Free People of Color, like Creoles in general, were of diverse origins. Some were born slaves, others into the wealthiest and most powerful families in Louisiana. Their numbers were greatly increased by the arrival of ten thousand refugees (émigrés) from Saint-Domingue (now Haiti), a third of whom were Free People of Color. The largest wave of Saint-Dominguois arrived in New Orleans in 1809 and essentially doubled the French-speaking, Catholic (that is to say, Creole) population of New Orleans. However, there were Free People of Color in Louisiana at the very founding of the colony. The men sent to the New World by the French, Spanish and Portuguese to found new colonies --- soldiers, mariners, builders, farmers --- often found partnership in union with Native women and women of African descent. Though in later periods the status of the mother (slave or free) would determine the status of the child, these first children born in the New World were usually not enslaved.

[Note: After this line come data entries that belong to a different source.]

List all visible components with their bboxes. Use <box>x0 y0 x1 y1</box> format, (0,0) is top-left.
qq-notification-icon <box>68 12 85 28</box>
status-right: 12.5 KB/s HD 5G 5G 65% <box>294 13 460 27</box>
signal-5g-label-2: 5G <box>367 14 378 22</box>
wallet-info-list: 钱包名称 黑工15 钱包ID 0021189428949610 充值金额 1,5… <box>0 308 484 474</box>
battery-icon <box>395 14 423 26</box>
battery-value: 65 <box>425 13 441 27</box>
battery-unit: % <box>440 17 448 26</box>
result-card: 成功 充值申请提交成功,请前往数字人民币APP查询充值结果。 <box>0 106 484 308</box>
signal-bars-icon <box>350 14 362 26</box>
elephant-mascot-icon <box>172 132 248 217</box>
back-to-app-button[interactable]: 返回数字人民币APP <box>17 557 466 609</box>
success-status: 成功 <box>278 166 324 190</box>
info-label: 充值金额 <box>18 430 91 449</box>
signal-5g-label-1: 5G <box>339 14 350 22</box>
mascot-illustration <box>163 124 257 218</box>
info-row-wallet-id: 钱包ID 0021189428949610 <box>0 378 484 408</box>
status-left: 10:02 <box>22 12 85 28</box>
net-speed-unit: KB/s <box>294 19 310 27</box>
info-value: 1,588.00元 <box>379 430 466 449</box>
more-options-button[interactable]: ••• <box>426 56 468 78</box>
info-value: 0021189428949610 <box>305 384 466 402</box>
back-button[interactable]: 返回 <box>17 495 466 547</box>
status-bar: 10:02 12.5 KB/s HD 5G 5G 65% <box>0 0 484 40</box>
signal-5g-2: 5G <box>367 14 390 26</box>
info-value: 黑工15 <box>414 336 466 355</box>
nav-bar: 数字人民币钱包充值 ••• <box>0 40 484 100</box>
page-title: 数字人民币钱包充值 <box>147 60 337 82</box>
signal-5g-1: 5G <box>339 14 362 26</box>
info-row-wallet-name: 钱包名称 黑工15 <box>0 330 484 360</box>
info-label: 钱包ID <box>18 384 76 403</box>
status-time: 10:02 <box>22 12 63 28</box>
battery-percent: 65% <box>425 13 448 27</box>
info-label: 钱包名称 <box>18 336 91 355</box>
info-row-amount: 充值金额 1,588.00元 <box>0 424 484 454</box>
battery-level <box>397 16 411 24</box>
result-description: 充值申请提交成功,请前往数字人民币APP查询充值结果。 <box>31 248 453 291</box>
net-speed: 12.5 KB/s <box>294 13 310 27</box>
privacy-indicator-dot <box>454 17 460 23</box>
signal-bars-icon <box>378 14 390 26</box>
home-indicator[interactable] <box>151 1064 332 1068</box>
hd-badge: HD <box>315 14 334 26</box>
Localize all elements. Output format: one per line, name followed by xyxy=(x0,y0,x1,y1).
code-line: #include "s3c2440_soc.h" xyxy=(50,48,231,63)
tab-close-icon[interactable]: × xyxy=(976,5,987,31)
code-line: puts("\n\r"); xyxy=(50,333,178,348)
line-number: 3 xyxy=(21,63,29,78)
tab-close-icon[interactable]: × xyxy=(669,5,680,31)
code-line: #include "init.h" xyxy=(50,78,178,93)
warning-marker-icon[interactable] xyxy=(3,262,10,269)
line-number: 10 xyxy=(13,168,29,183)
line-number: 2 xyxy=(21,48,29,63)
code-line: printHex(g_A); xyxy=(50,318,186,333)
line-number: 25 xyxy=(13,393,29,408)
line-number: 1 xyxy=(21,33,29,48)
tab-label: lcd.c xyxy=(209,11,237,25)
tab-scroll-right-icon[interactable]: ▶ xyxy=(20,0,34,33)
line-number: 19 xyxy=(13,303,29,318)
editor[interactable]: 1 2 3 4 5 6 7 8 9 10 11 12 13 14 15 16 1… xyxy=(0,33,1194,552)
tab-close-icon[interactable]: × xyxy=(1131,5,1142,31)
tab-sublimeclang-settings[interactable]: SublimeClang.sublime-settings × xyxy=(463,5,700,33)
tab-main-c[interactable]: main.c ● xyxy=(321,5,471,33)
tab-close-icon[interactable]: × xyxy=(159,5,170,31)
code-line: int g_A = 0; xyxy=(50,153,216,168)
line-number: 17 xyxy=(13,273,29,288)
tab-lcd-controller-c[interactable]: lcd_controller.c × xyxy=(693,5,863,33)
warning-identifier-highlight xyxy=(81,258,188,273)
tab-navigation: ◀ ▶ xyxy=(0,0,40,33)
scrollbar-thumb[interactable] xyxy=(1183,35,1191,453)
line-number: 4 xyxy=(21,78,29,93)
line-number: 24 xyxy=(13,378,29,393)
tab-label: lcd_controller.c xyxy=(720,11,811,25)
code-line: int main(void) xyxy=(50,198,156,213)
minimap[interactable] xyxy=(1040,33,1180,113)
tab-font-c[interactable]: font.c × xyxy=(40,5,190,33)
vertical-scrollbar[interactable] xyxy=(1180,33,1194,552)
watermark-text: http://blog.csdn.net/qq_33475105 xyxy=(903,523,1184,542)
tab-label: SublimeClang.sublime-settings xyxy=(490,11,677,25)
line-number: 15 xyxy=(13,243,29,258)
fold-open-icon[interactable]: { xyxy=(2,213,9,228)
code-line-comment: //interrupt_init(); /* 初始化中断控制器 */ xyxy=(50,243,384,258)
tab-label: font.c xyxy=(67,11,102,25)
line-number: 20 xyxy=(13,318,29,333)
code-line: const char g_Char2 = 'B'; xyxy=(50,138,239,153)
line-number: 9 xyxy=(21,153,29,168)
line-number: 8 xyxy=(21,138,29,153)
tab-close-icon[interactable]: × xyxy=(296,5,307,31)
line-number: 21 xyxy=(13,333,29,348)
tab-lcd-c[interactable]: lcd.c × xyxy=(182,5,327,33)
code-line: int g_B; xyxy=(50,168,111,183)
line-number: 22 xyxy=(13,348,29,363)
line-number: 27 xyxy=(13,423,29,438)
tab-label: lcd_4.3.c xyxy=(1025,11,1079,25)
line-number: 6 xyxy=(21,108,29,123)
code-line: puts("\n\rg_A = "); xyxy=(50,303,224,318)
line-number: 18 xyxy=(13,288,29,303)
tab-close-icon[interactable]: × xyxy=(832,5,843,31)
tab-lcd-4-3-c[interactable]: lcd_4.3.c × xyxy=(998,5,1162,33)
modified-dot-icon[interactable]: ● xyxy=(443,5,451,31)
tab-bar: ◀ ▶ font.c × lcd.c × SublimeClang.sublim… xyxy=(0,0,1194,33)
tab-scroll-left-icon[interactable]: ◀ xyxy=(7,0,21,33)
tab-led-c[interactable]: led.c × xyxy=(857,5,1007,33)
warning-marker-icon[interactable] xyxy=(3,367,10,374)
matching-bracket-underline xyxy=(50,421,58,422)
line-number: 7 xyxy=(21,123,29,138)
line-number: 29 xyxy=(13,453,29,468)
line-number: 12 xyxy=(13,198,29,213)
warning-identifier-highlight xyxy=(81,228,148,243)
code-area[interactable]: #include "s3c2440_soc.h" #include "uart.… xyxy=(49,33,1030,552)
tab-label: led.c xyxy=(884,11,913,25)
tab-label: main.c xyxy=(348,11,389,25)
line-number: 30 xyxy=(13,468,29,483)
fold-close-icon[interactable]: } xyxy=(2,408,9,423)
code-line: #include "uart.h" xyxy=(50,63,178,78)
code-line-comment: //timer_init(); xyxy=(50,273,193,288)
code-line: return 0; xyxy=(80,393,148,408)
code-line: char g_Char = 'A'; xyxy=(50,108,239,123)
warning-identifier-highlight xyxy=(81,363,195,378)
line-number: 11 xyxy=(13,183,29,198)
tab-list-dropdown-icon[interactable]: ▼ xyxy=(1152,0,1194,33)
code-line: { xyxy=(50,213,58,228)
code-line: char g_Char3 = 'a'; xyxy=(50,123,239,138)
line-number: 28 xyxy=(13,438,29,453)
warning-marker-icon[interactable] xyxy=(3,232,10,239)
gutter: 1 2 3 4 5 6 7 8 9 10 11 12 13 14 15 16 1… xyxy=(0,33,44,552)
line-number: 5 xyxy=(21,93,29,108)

They were not slaves and yet did not enjoy the same rights and privileges as their fathers of European descent, existing in the boundary between two worlds.
Free People of Color are the greatest subjects for a walking tour in New Orleans because the members of this community were a part of every social class and industry in Louisiana. Some were cooks, day laborers, artisans, tailors and carpenters. Others were political scientists, lawyers, doctors and activists. Still others were painters, poets, novelist and newspaper editors.
Click the BOOK/RESERVEZ button on your screen and join us for a walking tour of the French Quarter as we explore Louisiana history through the stories of Free People of Color.
*Louisiana French and Louisiana Creole are distinct languages spoken by some 150,000 people who identify as Creole or Cajun. The identity of the speaker (Creole or Cajun) does not determine the language (s)he speaks (i.e. many Creoles speak Louisiana French and many self-identified Cajuns actually speak Louisiana Creole.) Furthermore, speakers of Creole are often speakers of French and vice versa.
Louisiana Creole: Mo gen trwa pias et mo konten.
Louisiana French: J'ai trois pias(tres) et j'suis content.
International French: J'ai trois dollars et je suis content.
English: I have three dollars and I'm happy.
**"Gumbo" is a West African (Bantu) word meaning "okra" which was the primary thickening agent used in early gumbo. Today, a roux and/or filé (ground sassafras leaves) may also be used to thicken a gumbo. These are French and Native American influences, respectively. Interestingly, many Louisiana cooks today are of the opinion that a gumbo is not a gumbo unless it includes all three: okra, a roux and filé. Early Creole cooks would alternate between these three ingredients choosing whichever one was readily available. If okra was not in season, a roux was used. If flour was not available to make a roux, filé was used instead. The 20th century brought modern conveniences that made Creole cooks less subject to seasonal changes and geographic limitations.